ISD brightness peaks at 10-100 AU range

Future instruments could detect these disks around exoplanets

ISDs can help characterize long-period exoplanets

Abstract

Direct imaging surveys have found that long-period super-Jupiters are rare. By contrast, recent modeling of the widespread gaps in protoplanetary disks revealed by ALMA suggests an abundant population of smaller Neptune to Jupiter-mass planets at large separations. The thermal emission from such lower-mass planets is negligible at optical and near-infrared wavelengths, leaving only their weak signals in reflected light. Planets do not scatter enough light at these large orbital distances, but there is a natural way to enhance their reflecting area. Each of the four giant planets in our solar system hosts swarms of dozens of irregular satellites, gravitationally captured planetesimals that fill their host planets' spheres of gravitational influence. What we see of them today are the leftovers of an intense collisional evolution. At early times, they would have generated bright circumplanetary debris disks.
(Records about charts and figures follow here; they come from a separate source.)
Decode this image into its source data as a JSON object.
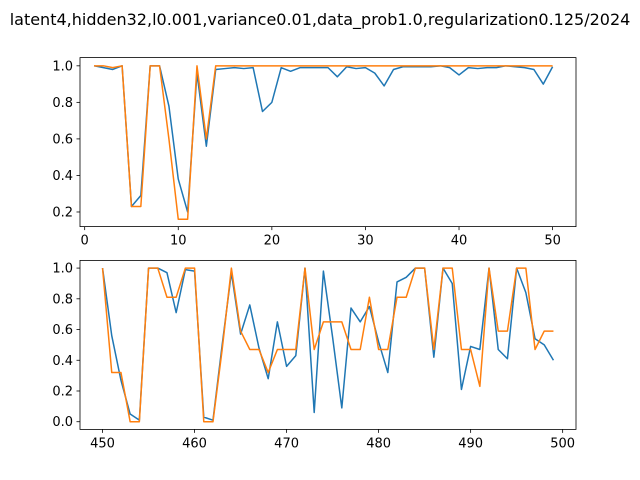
{
  "chart_data": {
    "title": "latent4,hidden32,l0.001,variance0.01,data_prob1.0,regularization0.125/2024",
    "colors": {
      "series_0": "#1f77b4",
      "series_1": "#ff7f0e"
    },
    "panels": [
      {
        "type": "line",
        "xlim": [
          -0.5,
          52.5
        ],
        "ylim": [
          0.12,
          1.045
        ],
        "xticks": [
          0,
          10,
          20,
          30,
          40,
          50
        ],
        "yticks": [
          0.2,
          0.4,
          0.6,
          0.8,
          1.0
        ],
        "ytick_labels": [
          "0.2",
          "0.4",
          "0.6",
          "0.8",
          "1.0"
        ],
        "x": [
          1,
          2,
          3,
          4,
          5,
          6,
          7,
          8,
          9,
          10,
          11,
          12,
          13,
          14,
          15,
          16,
          17,
          18,
          19,
          20,
          21,
          22,
          23,
          24,
          25,
          26,
          27,
          28,
          29,
          30,
          31,
          32,
          33,
          34,
          35,
          36,
          37,
          38,
          39,
          40,
          41,
          42,
          43,
          44,
          45,
          46,
          47,
          48,
          49,
          50
        ],
        "series": [
          {
            "values": [
              1.0,
              0.99,
              0.98,
              1.0,
              0.23,
              0.29,
              1.0,
              1.0,
              0.78,
              0.38,
              0.2,
              0.96,
              0.56,
              0.98,
              0.985,
              0.99,
              0.985,
              0.99,
              0.75,
              0.8,
              0.99,
              0.97,
              0.99,
              0.99,
              0.99,
              0.99,
              0.94,
              0.995,
              0.985,
              0.99,
              0.96,
              0.89,
              0.98,
              0.995,
              0.995,
              0.995,
              0.995,
              1.0,
              0.99,
              0.95,
              0.99,
              0.985,
              0.99,
              0.99,
              1.0,
              0.995,
              0.99,
              0.98,
              0.9,
              0.995
            ]
          },
          {
            "values": [
              1.0,
              1.0,
              0.99,
              1.0,
              0.23,
              0.23,
              1.0,
              1.0,
              0.6,
              0.16,
              0.16,
              1.0,
              0.6,
              1.0,
              1.0,
              1.0,
              1.0,
              1.0,
              1.0,
              1.0,
              1.0,
              1.0,
              1.0,
              1.0,
              1.0,
              1.0,
              1.0,
              1.0,
              1.0,
              1.0,
              1.0,
              1.0,
              1.0,
              1.0,
              1.0,
              1.0,
              1.0,
              1.0,
              1.0,
              1.0,
              1.0,
              1.0,
              1.0,
              1.0,
              1.0,
              1.0,
              1.0,
              1.0,
              1.0,
              1.0
            ]
          }
        ]
      },
      {
        "type": "line",
        "xlim": [
          447.55,
          501.45
        ],
        "ylim": [
          -0.05,
          1.05
        ],
        "xticks": [
          450,
          460,
          470,
          480,
          490,
          500
        ],
        "yticks": [
          0.0,
          0.2,
          0.4,
          0.6,
          0.8,
          1.0
        ],
        "ytick_labels": [
          "0.0",
          "0.2",
          "0.4",
          "0.6",
          "0.8",
          "1.0"
        ],
        "x": [
          450,
          451,
          452,
          453,
          454,
          455,
          456,
          457,
          458,
          459,
          460,
          461,
          462,
          463,
          464,
          465,
          466,
          467,
          468,
          469,
          470,
          471,
          472,
          473,
          474,
          475,
          476,
          477,
          478,
          479,
          480,
          481,
          482,
          483,
          484,
          485,
          486,
          487,
          488,
          489,
          490,
          491,
          492,
          493,
          494,
          495,
          496,
          497,
          498,
          499
        ],
        "series": [
          {
            "values": [
              1.0,
              0.56,
              0.27,
              0.05,
              0.01,
              1.0,
              1.0,
              0.97,
              0.71,
              0.99,
              0.98,
              0.03,
              0.01,
              0.5,
              0.97,
              0.57,
              0.76,
              0.48,
              0.28,
              0.65,
              0.36,
              0.43,
              1.0,
              0.06,
              0.98,
              0.55,
              0.09,
              0.74,
              0.65,
              0.75,
              0.52,
              0.32,
              0.91,
              0.94,
              1.0,
              1.0,
              0.42,
              1.0,
              0.9,
              0.21,
              0.49,
              0.47,
              1.0,
              0.47,
              0.41,
              1.0,
              0.84,
              0.54,
              0.5,
              0.4
            ]
          },
          {
            "values": [
              1.0,
              0.32,
              0.32,
              0.0,
              0.0,
              1.0,
              1.0,
              0.81,
              0.81,
              1.0,
              1.0,
              0.0,
              0.0,
              0.47,
              1.0,
              0.59,
              0.47,
              0.47,
              0.32,
              0.47,
              0.47,
              0.47,
              1.0,
              0.47,
              0.65,
              0.65,
              0.65,
              0.47,
              0.47,
              0.81,
              0.47,
              0.47,
              0.81,
              0.81,
              1.0,
              1.0,
              0.47,
              1.0,
              1.0,
              0.47,
              0.47,
              0.23,
              1.0,
              0.59,
              0.59,
              1.0,
              1.0,
              0.47,
              0.59,
              0.59
            ]
          }
        ]
      }
    ]
  }
}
We investigate the properties and detectability of such irregular satellite disks (ISDs) following models for their collisional evolution from Kennedy and Wyatt 2011. We find that ISD brightnesses peak in the $10-100$ AU range probed by ALMA, and can render planets detectable over a wide range of parameters with upcoming high-contrast instrumentation. We argue that future instruments with wide fields of view could simultaneously characterize the atmospheres of known close-in planets, and reveal the population of long-period $\sim$ Neptune-Jupiter mass exoplanets inaccessible to other detection methods. This provides a complementary and compelling science case that would elucidate the early lives of planetary systems.